Rhizosphere processes are driven by roots and soil microorganisms. Microbial activity in the rhizosphere increase nutrient mobilization and consequently net primary productivity of plants. Rhizodeposition is intimately linked to root morphology. The presence of root hairs, for instance, increases root exudation. Furthermore, root hairs play a crucial role for nutrients’ acquisition, but their effects on SOM turnover and nutrient cycling in soil still remains unknown.
Material and Methods
We investigated the effects of root hairs, with or without P-fertilization, on maize biomass production and nutrient cycling in soil. We hypothesized that 1) root hairs increase rhizodeposition, which stimulates microbial activity and enhance nutrient turnover, and 2) in P-limited soils, microbes mine for P by producing exoenzymes mineralizing SOM.

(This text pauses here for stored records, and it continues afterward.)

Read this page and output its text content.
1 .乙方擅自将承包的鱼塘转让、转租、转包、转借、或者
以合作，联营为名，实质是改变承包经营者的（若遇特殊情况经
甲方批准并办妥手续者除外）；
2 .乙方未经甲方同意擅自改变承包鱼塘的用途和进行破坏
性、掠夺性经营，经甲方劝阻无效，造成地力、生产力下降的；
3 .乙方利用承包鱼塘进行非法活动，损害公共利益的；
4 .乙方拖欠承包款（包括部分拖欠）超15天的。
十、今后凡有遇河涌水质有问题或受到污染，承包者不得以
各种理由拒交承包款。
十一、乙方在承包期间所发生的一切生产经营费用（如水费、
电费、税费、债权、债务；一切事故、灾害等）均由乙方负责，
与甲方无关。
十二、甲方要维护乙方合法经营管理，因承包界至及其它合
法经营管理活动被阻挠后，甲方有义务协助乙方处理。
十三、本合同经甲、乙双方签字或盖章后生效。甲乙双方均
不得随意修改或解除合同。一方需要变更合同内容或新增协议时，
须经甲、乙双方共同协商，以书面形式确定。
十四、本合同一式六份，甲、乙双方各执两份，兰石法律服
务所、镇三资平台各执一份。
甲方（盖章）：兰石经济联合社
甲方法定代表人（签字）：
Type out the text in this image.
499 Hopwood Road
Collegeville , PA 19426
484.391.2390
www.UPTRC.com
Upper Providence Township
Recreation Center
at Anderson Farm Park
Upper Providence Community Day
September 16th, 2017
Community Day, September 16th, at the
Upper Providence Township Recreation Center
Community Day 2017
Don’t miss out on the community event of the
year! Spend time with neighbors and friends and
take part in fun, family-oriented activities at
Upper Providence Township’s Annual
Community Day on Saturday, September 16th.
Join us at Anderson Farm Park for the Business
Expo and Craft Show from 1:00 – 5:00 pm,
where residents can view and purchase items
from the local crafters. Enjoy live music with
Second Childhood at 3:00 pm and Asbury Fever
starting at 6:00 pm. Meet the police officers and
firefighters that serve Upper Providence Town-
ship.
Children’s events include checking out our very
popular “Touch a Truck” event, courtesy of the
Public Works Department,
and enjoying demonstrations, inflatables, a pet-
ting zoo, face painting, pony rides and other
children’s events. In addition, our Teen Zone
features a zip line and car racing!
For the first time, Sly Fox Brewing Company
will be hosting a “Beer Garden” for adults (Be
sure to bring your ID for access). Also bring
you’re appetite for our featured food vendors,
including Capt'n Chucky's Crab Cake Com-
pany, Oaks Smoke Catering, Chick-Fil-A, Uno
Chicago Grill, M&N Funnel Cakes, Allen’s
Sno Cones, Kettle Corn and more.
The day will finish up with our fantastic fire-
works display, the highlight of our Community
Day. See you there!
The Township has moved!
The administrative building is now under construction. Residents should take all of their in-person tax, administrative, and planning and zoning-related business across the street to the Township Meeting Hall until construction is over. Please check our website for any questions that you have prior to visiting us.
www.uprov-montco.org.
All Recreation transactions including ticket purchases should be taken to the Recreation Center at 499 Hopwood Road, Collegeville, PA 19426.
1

Maize (Wild type and roothairless 3 mutants) was grown in P-limited soil with or without P-fertilization. Plants were harvested at 3 phenological stages. Plant biomass, microbial biomass (Cmic, Nmic, Pmic), and exoenzyme activities were determined.
P-fertilization increased plant biomass similarly for the wild type and mutants. Root activity increased microbial biomass. P-fertilization decreased Pmic and Nmic especially at later stages for wild type and mutants. When plants are sufficiently supplied with nutrients, no change or downregulation of enzyme activities in rhizosphere soils demonstrates microbial utilization of available nutrients. When nutrients become scarce (stem elongation and heading), root hairs intensified plant-microbial competition for P and N, which is shown by higher enzyme activities under the wild type especially in unfertilized soils.
Our study supports the theory of microbial activation through living roots by the release of rhizodeposits. In nutrient poor soils, root hairs enhance net primary production, intensify plant-microbial interactions and regulate nutrient cycling.